For many animals, behavioural adjustments represent the first response to human-modified conditions. By improving reproduction and survival, such adjustments can play the lead in maintaining viable populations in the face of rapid environmental change. Behavioural responses, however, can also be maladaptive and reduce individual fitness, particularly if favourable 'reaction norms' have not yet evolved because animals are encountering conditions that they have never experienced before. Clearly, behaviour matters. But how can we capitalise on our understanding of animal behaviour to improve conservation and management outcomes?
Behavioural Responses to a Changing World: Challenges and Applications – a companion volume to the book from 2012 – examines wildlife behavioural responses to human-induced environmental change through a translational lens. Despite considerable and growing interest in research on the topic, the predictive value and practical application of what has been learned remains underappreciated and underutilized in the context of developing real-world solutions. To redress this, the current book builds upon the foundations of the original volume, but with a more applied perspective that focuses on highlighting how different forms of environmental challenges – from climate change to urbanisation – influence animal behaviour, and how we can effectively harness knowledge of animal behaviour to effect practical solutions to predicting and mitigating the weighty impacts of a radically changed and changing world.
1. Climate change
2. Noise pollution
3. Chemical pollution
4. Artificial light at night
5. Ocean acidification
6. Biological invasions
7. Wildlife harvesting
8. Habitat loss and fragmentation
9. Urbanisation
10. Multiple stressors
11. Conservation behaviour
12. Conservation breeding and translocation
13. Mitgating human-wildlife impacts
14. Plasticity and adaptation
15. Animal welfare
16. Pollinator management and food security
17. Parasites, pathogens, and disease
18. How humans and their societies respond when the world changes
19. Behavioural ecology for a changing world
Bob B. M. Wong is a Professor of Behavioural Ecology at Monash University, Australia.
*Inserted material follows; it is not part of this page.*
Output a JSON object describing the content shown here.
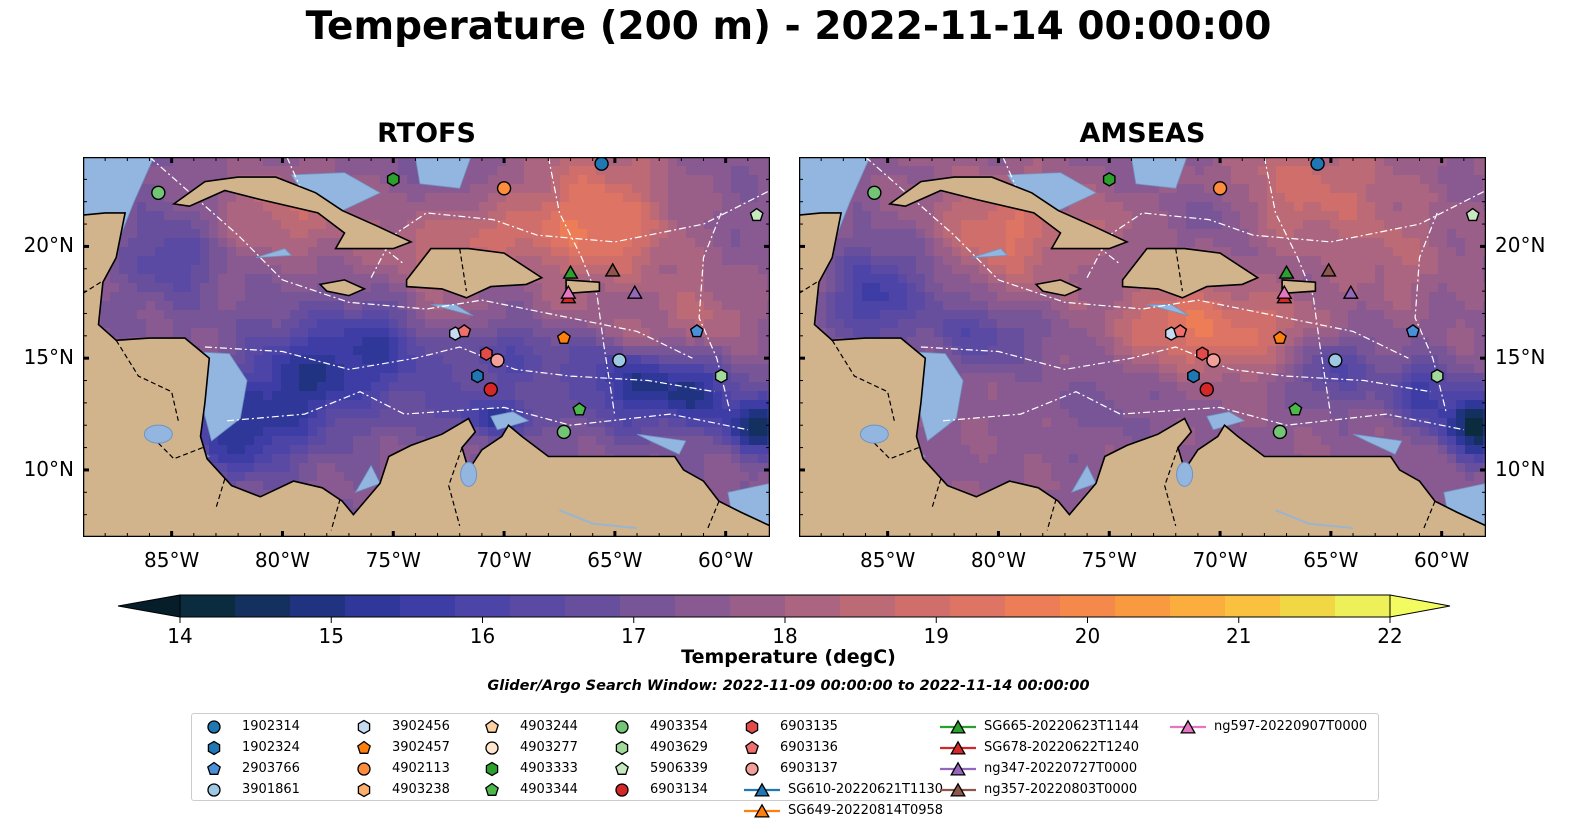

He is recognised as a world authority on wildlife behavioural responses to environmental change, and has contributed to international guidelines for applying animal behaviour research to management, policy and environmental risk assessment. Wong has served as Editor of Journal of Evolutionary Biology, Behavioral Ecology, Animal Behavior and Oikos. For more than 10 years, he has also held an elected position on the Executive Council of the International Society for Behavioral Ecology.
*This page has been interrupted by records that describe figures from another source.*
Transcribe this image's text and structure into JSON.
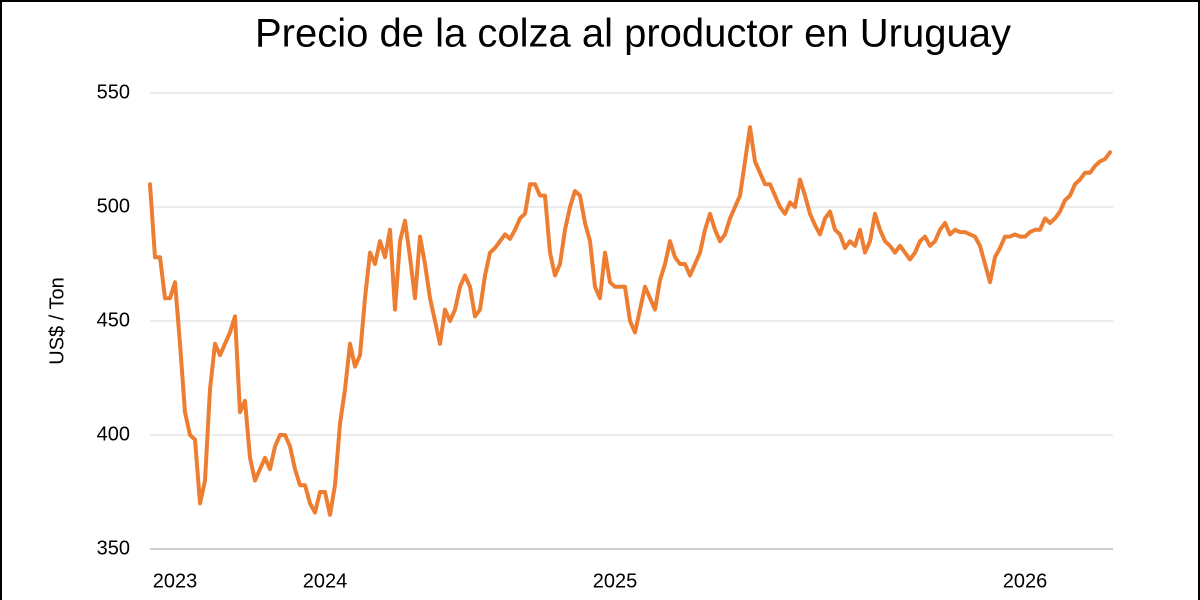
{
  "chart_data": {
    "type": "line",
    "title": "Precio de la colza al productor en Uruguay",
    "y_label": "US$ / Ton",
    "categories": [
      null,
      null,
      null,
      null,
      null,
      "2023",
      null,
      null,
      null,
      null,
      null,
      null,
      null,
      null,
      null,
      null,
      null,
      null,
      null,
      null,
      null,
      null,
      null,
      null,
      null,
      null,
      null,
      null,
      null,
      null,
      null,
      null,
      null,
      null,
      null,
      "2024",
      null,
      null,
      null,
      null,
      null,
      null,
      null,
      null,
      null,
      null,
      null,
      null,
      null,
      null,
      null,
      null,
      null,
      null,
      null,
      null,
      null,
      null,
      null,
      null,
      null,
      null,
      null,
      null,
      null,
      null,
      null,
      null,
      null,
      null,
      null,
      null,
      null,
      null,
      null,
      null,
      null,
      null,
      null,
      null,
      null,
      null,
      null,
      null,
      null,
      null,
      null,
      null,
      null,
      null,
      null,
      null,
      null,
      "2025",
      null,
      null,
      null,
      null,
      null,
      null,
      null,
      null,
      null,
      null,
      null,
      null,
      null,
      null,
      null,
      null,
      null,
      null,
      null,
      null,
      null,
      null,
      null,
      null,
      null,
      null,
      null,
      null,
      null,
      null,
      null,
      null,
      null,
      null,
      null,
      null,
      null,
      null,
      null,
      null,
      null,
      null,
      null,
      null,
      null,
      null,
      null,
      null,
      null,
      null,
      null,
      null,
      null,
      null,
      null,
      null,
      null,
      null,
      null,
      null,
      null,
      null,
      null,
      null,
      null,
      null,
      null,
      null,
      null,
      null,
      null,
      null,
      null,
      null,
      null,
      null,
      null,
      null,
      null,
      null,
      null,
      "2026",
      null,
      null,
      null,
      null,
      null,
      null,
      null,
      null,
      null,
      null,
      null,
      null,
      null,
      null,
      null,
      null,
      null
    ],
    "series": [
      {
        "name": "Precio",
        "color": "#ed7d31",
        "values": [
          510,
          478,
          478,
          460,
          460,
          467,
          440,
          410,
          400,
          398,
          370,
          380,
          420,
          440,
          435,
          440,
          445,
          452,
          410,
          415,
          390,
          380,
          385,
          390,
          385,
          395,
          400,
          400,
          395,
          385,
          378,
          378,
          370,
          366,
          375,
          375,
          365,
          378,
          405,
          420,
          440,
          430,
          435,
          460,
          480,
          475,
          485,
          478,
          490,
          455,
          485,
          494,
          478,
          460,
          487,
          475,
          460,
          450,
          440,
          455,
          450,
          455,
          465,
          470,
          465,
          452,
          455,
          470,
          480,
          482,
          485,
          488,
          486,
          490,
          495,
          497,
          510,
          510,
          505,
          505,
          480,
          470,
          475,
          490,
          500,
          507,
          505,
          493,
          485,
          465,
          460,
          480,
          467,
          465,
          465,
          465,
          450,
          445,
          455,
          465,
          460,
          455,
          468,
          475,
          485,
          478,
          475,
          475,
          470,
          475,
          480,
          490,
          497,
          490,
          485,
          488,
          495,
          500,
          505,
          520,
          535,
          520,
          515,
          510,
          510,
          505,
          500,
          497,
          502,
          500,
          512,
          505,
          497,
          492,
          488,
          495,
          498,
          490,
          488,
          482,
          485,
          483,
          490,
          480,
          485,
          497,
          490,
          485,
          483,
          480,
          483,
          480,
          477,
          480,
          485,
          487,
          483,
          485,
          490,
          493,
          488,
          490,
          489,
          489,
          488,
          487,
          483,
          475,
          467,
          478,
          482,
          487,
          487,
          488,
          487,
          487,
          489,
          490,
          490,
          495,
          493,
          495,
          498,
          503,
          505,
          510,
          512,
          515,
          515,
          518,
          520,
          521,
          524
        ]
      }
    ],
    "ylim": [
      350,
      550
    ],
    "yticks": [
      350,
      400,
      450,
      500,
      550
    ],
    "grid": true
  }
}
Ulrika Candolin is a Professor of Ecology and Evolutionary Biology at the University of Helsinki, Finland. Her research focuses on the responses of animals to human-induced environmental changes, and the consequences these responses have for populations and the structure and function of ecosystems. She has served as Editor of Behavioral Ecology, Evolution and Journal of Fish Biology, and as a panel member of numerous international funding agencies.